Agro
Café mantém alta nos mercados internacionais com estoques baixos e clima adverso no Brasil
O mercado do café iniciou a semana em ritmo positivo, com altas registradas nas bolsas internacionais nesta terça-feira (9). A valorização é sustentada por fatores climáticos desfavoráveis no Brasil, estoques reduzidos e uma oferta global limitada, especialmente de café arábica.
De acordo com Jack Scoville, analista da The Price Futures Group, o café robusta segue mais disponível, enquanto o Brasil tem limitado suas ofertas ao mercado externo. A falta de estoques tanto em países produtores quanto consumidores reforça o movimento de alta nas cotações.
Clima instável pressiona oferta e preocupa produtores
O Escritório Carvalhaes destacou que o padrão climático no Brasil continua imprevisível, com secas, chuvas irregulares e episódios de geada e granizo neste inverno, afetando cafezais em importantes regiões produtoras. Essa instabilidade, somada à estiagem persistente, coloca em risco a próxima safra.
Segundo Marcelo Moreira, analista da Archer Consulting, a previsão indica chuvas apenas na segunda quinzena de setembro. “Se a estiagem continuar, os impactos na safra 2026/27 já serão sentidos. As floradas em andamento podem ser comprometidas, aumentando a preocupação do mercado”, observou.

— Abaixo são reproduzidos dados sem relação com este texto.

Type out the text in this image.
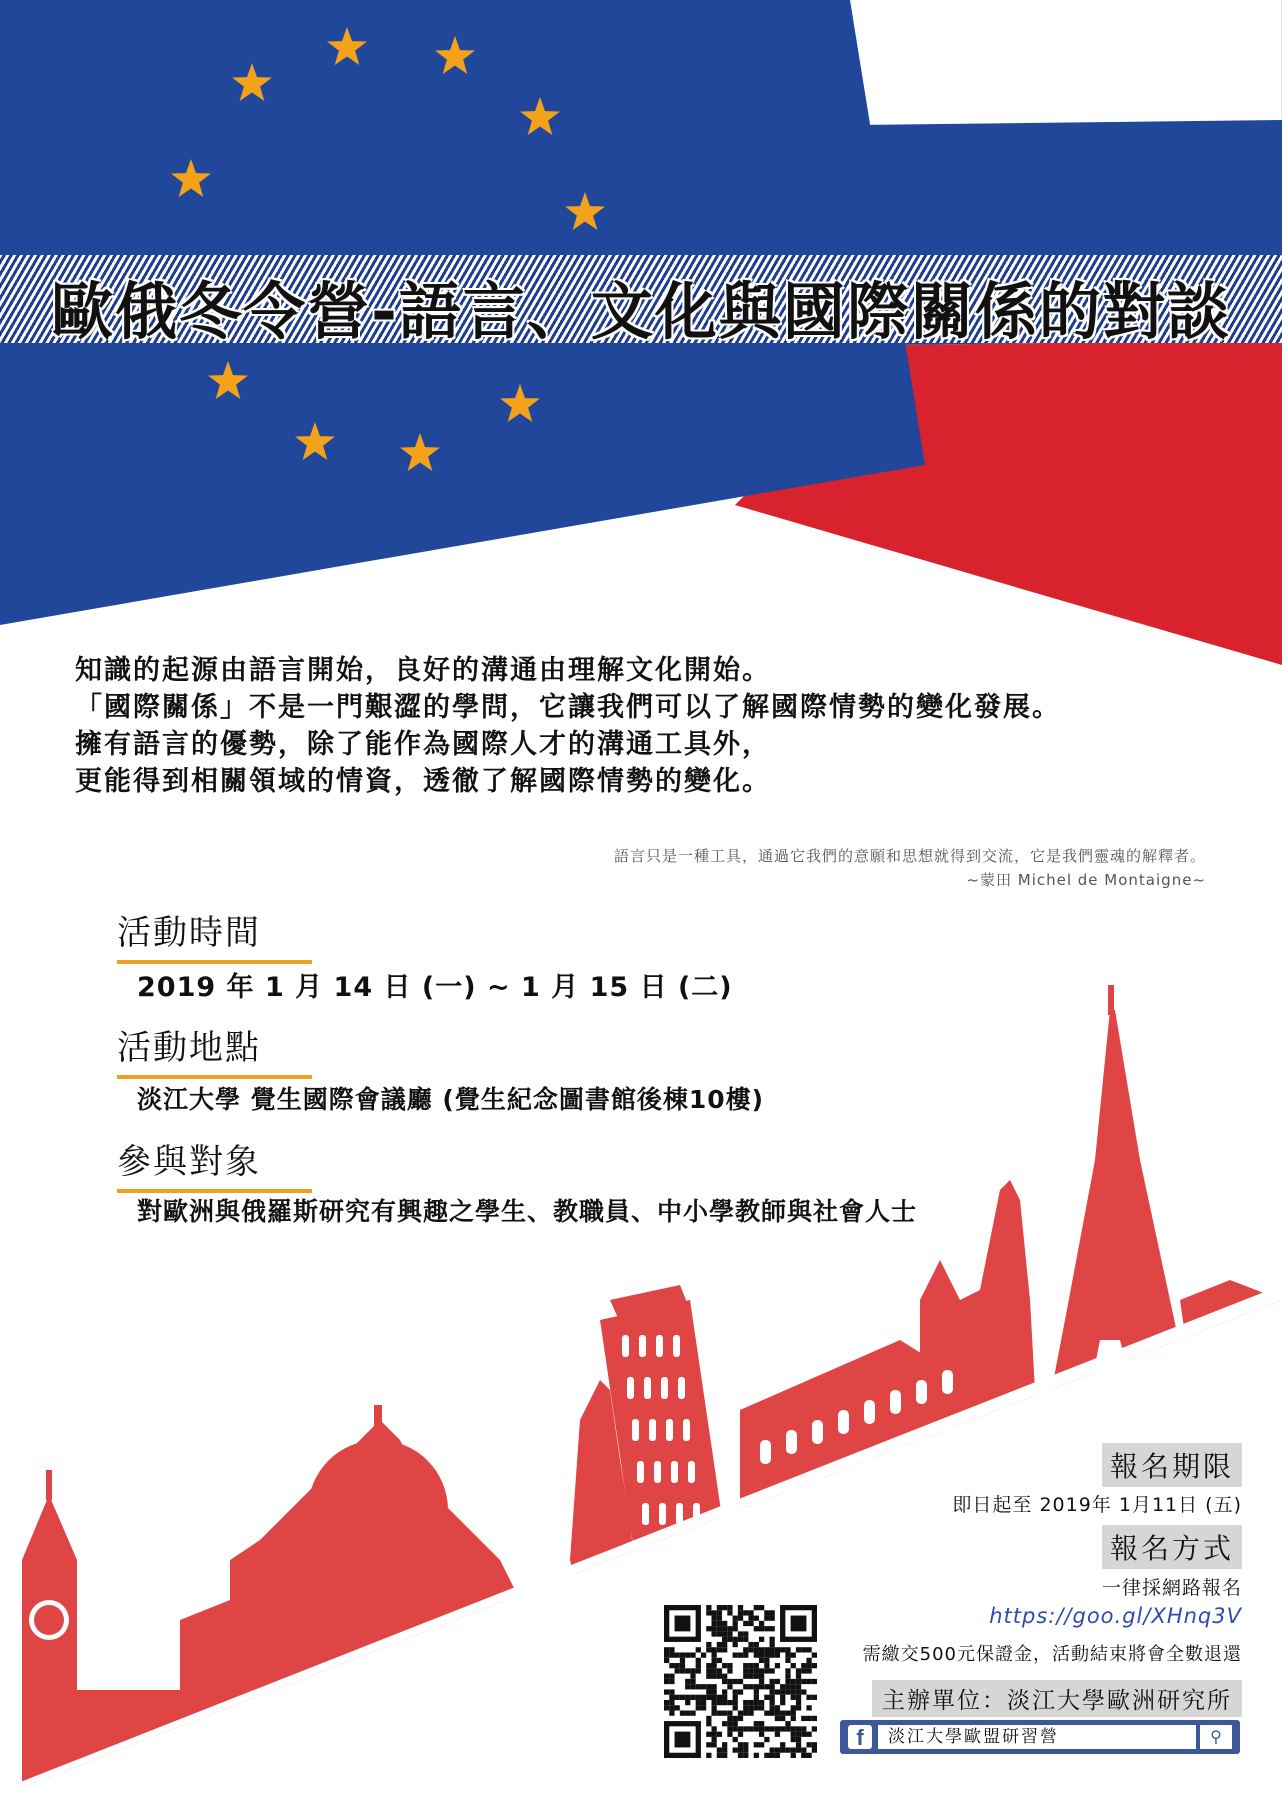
歐俄冬令營-語言、文化與國際關係的對談
知識的起源由語言開始，良好的溝通由理解文化開始。
「國際關係」不是一門艱澀的學問，它讓我們可以了解國際情勢的變化發展。
擁有語言的優勢，除了能作為國際人才的溝通工具外，
更能得到相關領域的情資，透徹了解國際情勢的變化。
語言只是一種工具，通過它我們的意願和思想就得到交流，它是我們靈魂的解釋者。
~蒙田 Michel de Montaigne~
活動時間
2019 年 1 月 14 日 (一) ~ 1 月 15 日 (二)
活動地點
淡江大學 覺生國際會議廳 (覺生紀念圖書館後棟10樓)
參與對象
對歐洲與俄羅斯研究有興趣之學生、教職員、中小學教師與社會人士
報名期限
即日起至 2019年 1月11日 (五)
報名方式
一律採網路報名
https://goo.gl/XHnq3V
需繳交500元保證金，活動結束將會全數退還
主辦單位：淡江大學歐洲研究所
f	淡江大學歐盟研習營	⚲
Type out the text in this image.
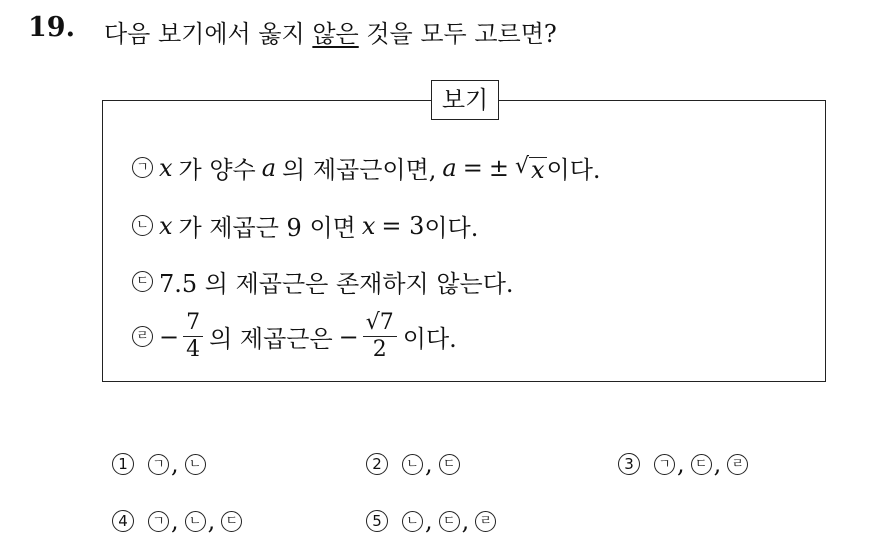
19. 다음 보기에서 옳지 않은 것을 모두 고르면?
보기
ㄱ x 가 양수 a 의 제곱근이면, a = ± √ x 이다.
ㄴ x 가 제곱근 9 이면 x = 3 이다.
ㄷ 7.5 의 제곱근은 존재하지 않는다.
ㄹ − $\frac{7}{4}$ 의 제곱근은 − $\frac{√7}{2}$ 이다.
1	ㄱ , ㄴ	2	ㄴ , ㄷ	3	ㄱ , ㄷ , ㄹ
4	ㄱ , ㄴ , ㄷ	5	ㄴ , ㄷ , ㄹ
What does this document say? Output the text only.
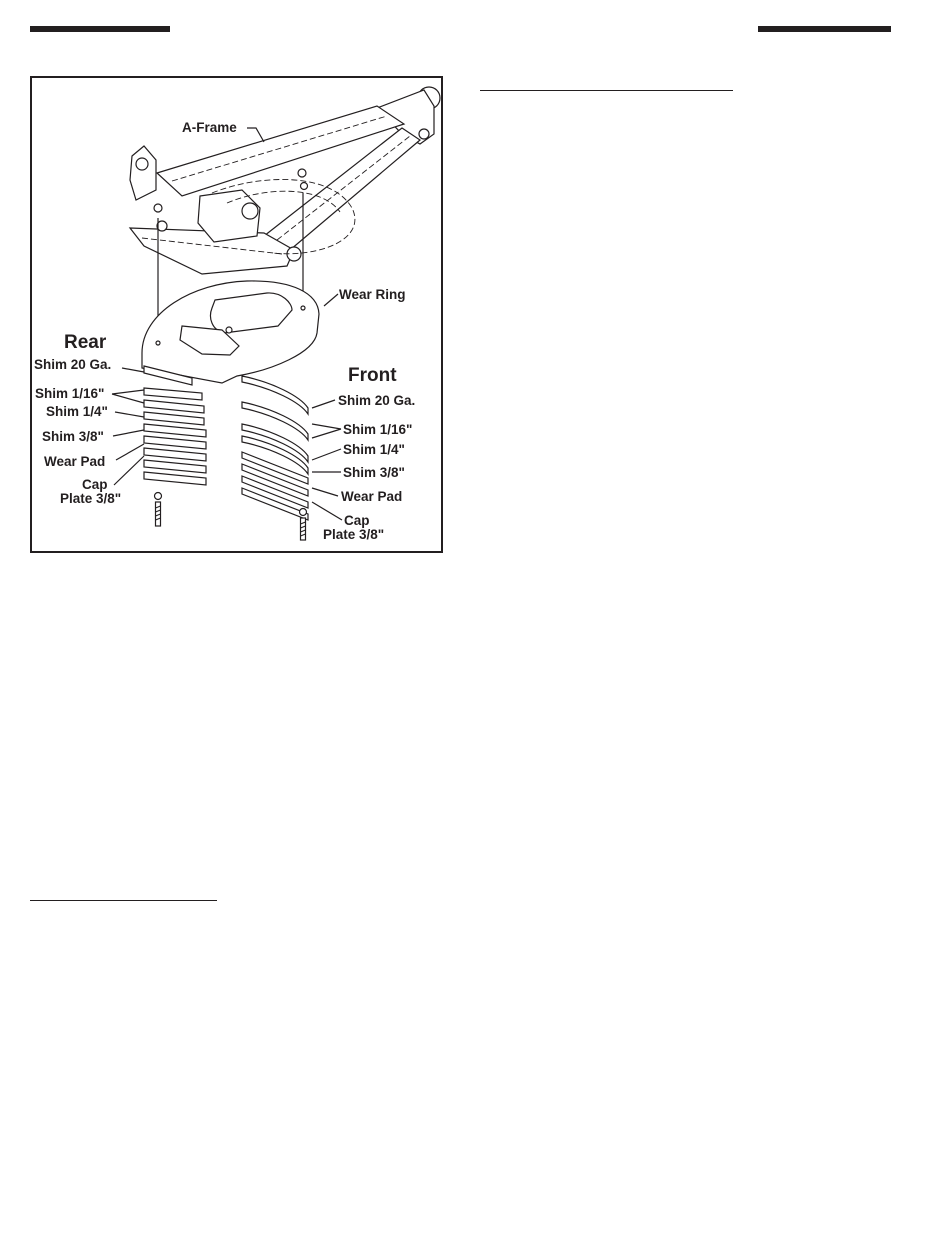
A-Frame
Wear Ring
Rear
Shim 20 Ga.
Shim 1/16"
Shim 1/4"
Shim 3/8"
Wear Pad
Cap
Plate 3/8"
Front
Shim 20 Ga.
Shim 1/16"
Shim 1/4"
Shim 3/8"
Wear Pad
Cap
Plate 3/8"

Cotações do café arábica e robusta em alta
Por volta das 9h10 (horário de Brasília), o café arábica apresentava ganhos:
- Setembro/25: +345 pontos, cotado a 401,25 cents/lbp
- Dezembro/25: +300 pontos, a 387,85 cents/lbp
- Março/26: +225 pontos, a 374,40 cents/lbp
O café robusta também registrava avanço:
- Setembro/25: +US$ 178, a US$ 4.646/tonelada
- Novembro/25: +US$ 9, a US$ 4.439/tonelada
- Janeiro/26: +US$ 5, a US$ 4.364/tonelada
Safra brasileira revisada para baixo pela Conab
As cotações em Nova York (ICE Futures US) encerraram o pregão de segunda-feira (8) em forte alta. O contrato de dezembro/2025 avançou 2,99%, fechando a 384,85 cents/lbp, enquanto março/2026 subiu 3%, para 372,15 cents/lbp.
O movimento foi intensificado após a Companhia Nacional do Abastecimento (Conab) revisar para baixo suas estimativas de produção. A projeção para a safra brasileira de arábica em 2025 caiu 4,9%, para 35,2 milhões de sacas, ante as 37 milhões previstas em maio. Já a produção total de café foi ajustada de 55,7 milhões para 55,2 milhões de sacas, queda de 0,9%.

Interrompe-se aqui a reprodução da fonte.